Jika akhirnya pemerintah akan keluar uang untuk menanggulangi masalah sampah yang luar biasa tersebut, ''kenapa tidak keluar uang untuk pencegahan, dan bukan penanggulangan?''
Bumi berubah menjadi 'Planet Plastik'
Untuk bisa bersaing di pasar, produk semacam itu menurutnya akan lekas gugur jika cuma menawarkan solusi. ''Buat pasar, solusi itu urusan secondary. Yang primer, seberapa murah?'' ujar Agus. ''Hanya mengedepankan environmental awareness saja tidak akan cukup untuk jualan.''
Sebab, kata Agus, kalau harganya terlalu mahal untuk produksi massal, maka produsen tetap akan membeli kemasan plastik, karena mereka tidak mau menambah biaya. ''Ini kan bukan produk yang tidak ada di pasar, tapi mengganti yang sudah ada di pasar.''
Dan hadirnya Evoware dengan bungkus kemasan rumput laut sesungguhnya bisa berperan besar menjawab tantangan teknologi untuk beralih ke kemasan bukan plastik. Tapi, kata Agus, lagi-lagi harganya harus ditekan supaya sebanding dan bisa digunakan sebagai pengganti, dan pas untuk skala ekonomi.
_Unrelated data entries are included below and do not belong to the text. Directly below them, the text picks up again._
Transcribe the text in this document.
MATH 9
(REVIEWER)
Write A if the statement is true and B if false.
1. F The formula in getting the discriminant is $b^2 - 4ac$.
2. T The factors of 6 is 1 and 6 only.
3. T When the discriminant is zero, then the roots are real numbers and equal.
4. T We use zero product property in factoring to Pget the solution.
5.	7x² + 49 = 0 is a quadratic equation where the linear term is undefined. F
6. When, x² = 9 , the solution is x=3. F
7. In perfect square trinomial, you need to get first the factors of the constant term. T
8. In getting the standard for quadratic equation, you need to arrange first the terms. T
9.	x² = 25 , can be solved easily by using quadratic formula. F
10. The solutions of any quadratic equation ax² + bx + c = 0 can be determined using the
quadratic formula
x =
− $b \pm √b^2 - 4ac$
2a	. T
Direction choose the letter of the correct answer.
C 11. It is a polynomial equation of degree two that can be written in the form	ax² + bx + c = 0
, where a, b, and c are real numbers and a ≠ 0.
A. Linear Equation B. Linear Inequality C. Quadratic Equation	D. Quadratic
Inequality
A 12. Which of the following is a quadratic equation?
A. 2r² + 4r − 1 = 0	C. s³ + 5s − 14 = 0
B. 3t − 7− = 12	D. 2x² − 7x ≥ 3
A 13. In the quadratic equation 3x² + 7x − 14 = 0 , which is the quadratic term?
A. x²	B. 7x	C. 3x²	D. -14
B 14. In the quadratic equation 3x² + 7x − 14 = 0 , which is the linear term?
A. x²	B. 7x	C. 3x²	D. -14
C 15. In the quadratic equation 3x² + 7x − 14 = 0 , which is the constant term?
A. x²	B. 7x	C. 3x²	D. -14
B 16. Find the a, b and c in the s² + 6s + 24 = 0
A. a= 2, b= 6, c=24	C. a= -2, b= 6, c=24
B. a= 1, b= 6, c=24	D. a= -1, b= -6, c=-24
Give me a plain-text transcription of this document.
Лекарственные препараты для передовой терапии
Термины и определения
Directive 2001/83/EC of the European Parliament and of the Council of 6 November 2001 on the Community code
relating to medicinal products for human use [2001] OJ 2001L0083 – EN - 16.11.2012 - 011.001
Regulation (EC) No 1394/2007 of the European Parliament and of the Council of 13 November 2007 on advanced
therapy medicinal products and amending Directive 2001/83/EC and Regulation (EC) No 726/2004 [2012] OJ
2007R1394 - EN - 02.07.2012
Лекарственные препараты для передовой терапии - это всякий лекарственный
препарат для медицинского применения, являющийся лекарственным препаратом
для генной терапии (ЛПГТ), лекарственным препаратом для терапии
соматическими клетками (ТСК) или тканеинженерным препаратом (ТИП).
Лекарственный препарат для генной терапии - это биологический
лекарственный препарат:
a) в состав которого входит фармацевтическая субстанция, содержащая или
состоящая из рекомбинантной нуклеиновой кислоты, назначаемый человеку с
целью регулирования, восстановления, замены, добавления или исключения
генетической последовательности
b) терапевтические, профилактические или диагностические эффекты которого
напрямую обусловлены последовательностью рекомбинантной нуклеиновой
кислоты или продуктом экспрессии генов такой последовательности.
''Supaya mereka bisa berperan lebih banyak. Satu, harus ada insentif pajak supaya harga bisa bersaing. Kedua, perlu ada regulasi, sekalian saja larang plastik diedarkan.'' Selama ini, imbuh Agus, pemerintah masih belum serius menangani persoalan sampah plastik di tanah air. Padahal, masalah sampah kita sudah luar biasa.
Apakah proyek revolusioner ini dapat menyelamatkan lingkungan?
Pemerintah Indonesia menargetkan akan mengurangi sampah plastik di laut sampai 70% selama delapan tahun mendatang, dan mengatakan telah membuat tahapannya.
Menurut peneliti dari Universitas Georgia, Dr. Jenna Jambeck, yang dimuat dalam Jurnal Science, Indonesia membuang limbah plastik sebanyak 3,2 juta ton, dan berada di urutan kedua sebagai negara penyumbang sampah plastik ke laut setelah Cina. Sampah plastik yang mengalir ke laut itu kemudian dimakan oleh hewan laut, terutama penyu.